In 1994, it Was Easier to Imagine the iPad Than Gawker
Peter Kafka linked to Paleofuture's wonderful video find from the Knight Ridder archives about a tablet that looks and acts roughly like an iPad... and was produced in 1994.
What's fascinating is how many people predicted something like a tablet newspaper. It makes me think that it was not that hard to imagine a big screened device that displays rich media. The bigger challenge was to imagine how news stories themselves might change in the web era. It was easier to deduce that the interface might change than that the words people would want to read would be different, too.

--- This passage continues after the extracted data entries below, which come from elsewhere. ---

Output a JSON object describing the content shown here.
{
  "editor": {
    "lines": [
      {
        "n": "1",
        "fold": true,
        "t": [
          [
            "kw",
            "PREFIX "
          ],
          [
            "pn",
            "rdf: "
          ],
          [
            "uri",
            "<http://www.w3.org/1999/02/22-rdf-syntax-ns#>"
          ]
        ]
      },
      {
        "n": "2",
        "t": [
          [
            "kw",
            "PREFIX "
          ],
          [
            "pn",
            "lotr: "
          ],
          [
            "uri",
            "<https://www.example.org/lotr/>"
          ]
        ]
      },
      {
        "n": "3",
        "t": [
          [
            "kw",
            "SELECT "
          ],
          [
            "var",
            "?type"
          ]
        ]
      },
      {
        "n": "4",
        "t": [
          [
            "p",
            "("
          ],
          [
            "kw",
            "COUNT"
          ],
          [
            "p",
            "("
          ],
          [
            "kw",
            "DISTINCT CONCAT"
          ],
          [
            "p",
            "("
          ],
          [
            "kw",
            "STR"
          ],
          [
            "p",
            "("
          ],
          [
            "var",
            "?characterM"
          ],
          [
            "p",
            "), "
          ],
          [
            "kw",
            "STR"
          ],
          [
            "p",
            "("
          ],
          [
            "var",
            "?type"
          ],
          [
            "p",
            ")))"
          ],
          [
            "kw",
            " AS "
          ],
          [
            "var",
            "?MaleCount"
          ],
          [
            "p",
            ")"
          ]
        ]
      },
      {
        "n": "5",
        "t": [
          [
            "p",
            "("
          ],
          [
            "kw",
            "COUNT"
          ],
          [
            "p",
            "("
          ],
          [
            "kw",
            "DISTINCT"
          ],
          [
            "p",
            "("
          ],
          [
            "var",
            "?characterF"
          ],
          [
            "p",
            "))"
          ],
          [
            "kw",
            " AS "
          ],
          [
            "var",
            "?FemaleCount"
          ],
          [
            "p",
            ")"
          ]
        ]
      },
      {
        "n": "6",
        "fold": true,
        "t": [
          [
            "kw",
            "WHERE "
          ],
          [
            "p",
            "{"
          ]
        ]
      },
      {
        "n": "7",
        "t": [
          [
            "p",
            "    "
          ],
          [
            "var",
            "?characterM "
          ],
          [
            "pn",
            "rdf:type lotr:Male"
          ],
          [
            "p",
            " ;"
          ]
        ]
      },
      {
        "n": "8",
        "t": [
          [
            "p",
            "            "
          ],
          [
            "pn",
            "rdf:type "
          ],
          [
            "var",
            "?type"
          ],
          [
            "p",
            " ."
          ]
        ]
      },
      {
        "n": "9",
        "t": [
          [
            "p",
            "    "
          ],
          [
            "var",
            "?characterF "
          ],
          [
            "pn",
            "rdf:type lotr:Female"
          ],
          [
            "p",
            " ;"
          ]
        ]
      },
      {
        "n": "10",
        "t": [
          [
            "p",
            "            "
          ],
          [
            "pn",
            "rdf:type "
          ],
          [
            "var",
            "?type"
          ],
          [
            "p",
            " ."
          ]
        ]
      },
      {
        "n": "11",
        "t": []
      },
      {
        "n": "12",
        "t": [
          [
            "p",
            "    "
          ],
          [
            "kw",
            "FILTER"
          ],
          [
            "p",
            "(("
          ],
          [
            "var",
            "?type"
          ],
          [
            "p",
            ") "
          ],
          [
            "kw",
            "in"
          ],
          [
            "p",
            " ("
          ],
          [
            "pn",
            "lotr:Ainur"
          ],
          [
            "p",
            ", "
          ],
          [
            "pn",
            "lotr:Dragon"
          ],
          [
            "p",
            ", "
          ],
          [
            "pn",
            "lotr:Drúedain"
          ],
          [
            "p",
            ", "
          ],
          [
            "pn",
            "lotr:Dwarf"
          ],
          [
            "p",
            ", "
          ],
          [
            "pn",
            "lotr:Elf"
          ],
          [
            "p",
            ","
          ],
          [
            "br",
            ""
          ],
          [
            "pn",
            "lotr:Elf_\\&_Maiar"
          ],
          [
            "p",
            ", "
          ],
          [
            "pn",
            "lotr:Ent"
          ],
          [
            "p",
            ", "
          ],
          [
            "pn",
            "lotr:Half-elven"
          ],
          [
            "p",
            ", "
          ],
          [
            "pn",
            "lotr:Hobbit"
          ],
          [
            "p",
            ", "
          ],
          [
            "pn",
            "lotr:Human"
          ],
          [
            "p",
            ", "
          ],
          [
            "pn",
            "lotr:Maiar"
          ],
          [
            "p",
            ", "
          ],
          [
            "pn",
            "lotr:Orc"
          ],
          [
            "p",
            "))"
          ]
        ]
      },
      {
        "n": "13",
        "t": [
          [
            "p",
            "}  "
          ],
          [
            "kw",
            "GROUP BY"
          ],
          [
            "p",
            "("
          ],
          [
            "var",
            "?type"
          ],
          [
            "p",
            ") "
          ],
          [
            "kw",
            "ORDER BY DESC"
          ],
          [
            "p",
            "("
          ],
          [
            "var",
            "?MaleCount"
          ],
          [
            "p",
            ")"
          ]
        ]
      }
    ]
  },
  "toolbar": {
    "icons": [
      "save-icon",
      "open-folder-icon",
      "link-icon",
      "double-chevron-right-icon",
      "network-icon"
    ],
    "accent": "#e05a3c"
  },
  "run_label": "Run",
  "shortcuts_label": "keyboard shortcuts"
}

The kind of newspaper story that we grew up with in the latter half of the 20th century was historically specific. (If you don't believe me, take a look at the Chronicling America collection of newspapers from around the turn of the 20th century.) It was a genre like the 18th century novel or the epic poem. It had conventions and people who policed its boundaries. There were schools that taught you how to write news stories and tests that could see if you knew what you were doing. A story in the paper might have looked like the organic way of delivering a piece of new information about the world, but it wasn't any more natural than a television anchor's diction.
In the web era, there has been an explosion of different news genres that deliver information but are not "stories" as understood by the newspaper people of 1994 (or many today). There is the Matt Drudge headline. There is the Andrew Sullivan one-liner. There are the short, sharp blogs posts of web pioneers like some of my colleagues here at The Atlantic or alums like Matt Yglesias. There is the Gawker story. There is the one-paragraph Slashdot summary. There is the reported newsblog like Danger Room. There is the liveblog (which the Guardian takes to a glorious level). These are all ways of using text to deliver people what they want to know about the world. We have different names for all of these things and they all have conventions, but readers tend to group into the same cognitive space: news.
The video above proves that a team of smart people conversant with the latest technology and the news business could imagine News Corp's The Daily in 1994. That kind of change in information design makes sense. But this other one I'm talking about, the one in which the very text changes might have been outside the cone of foreseeable possibilities.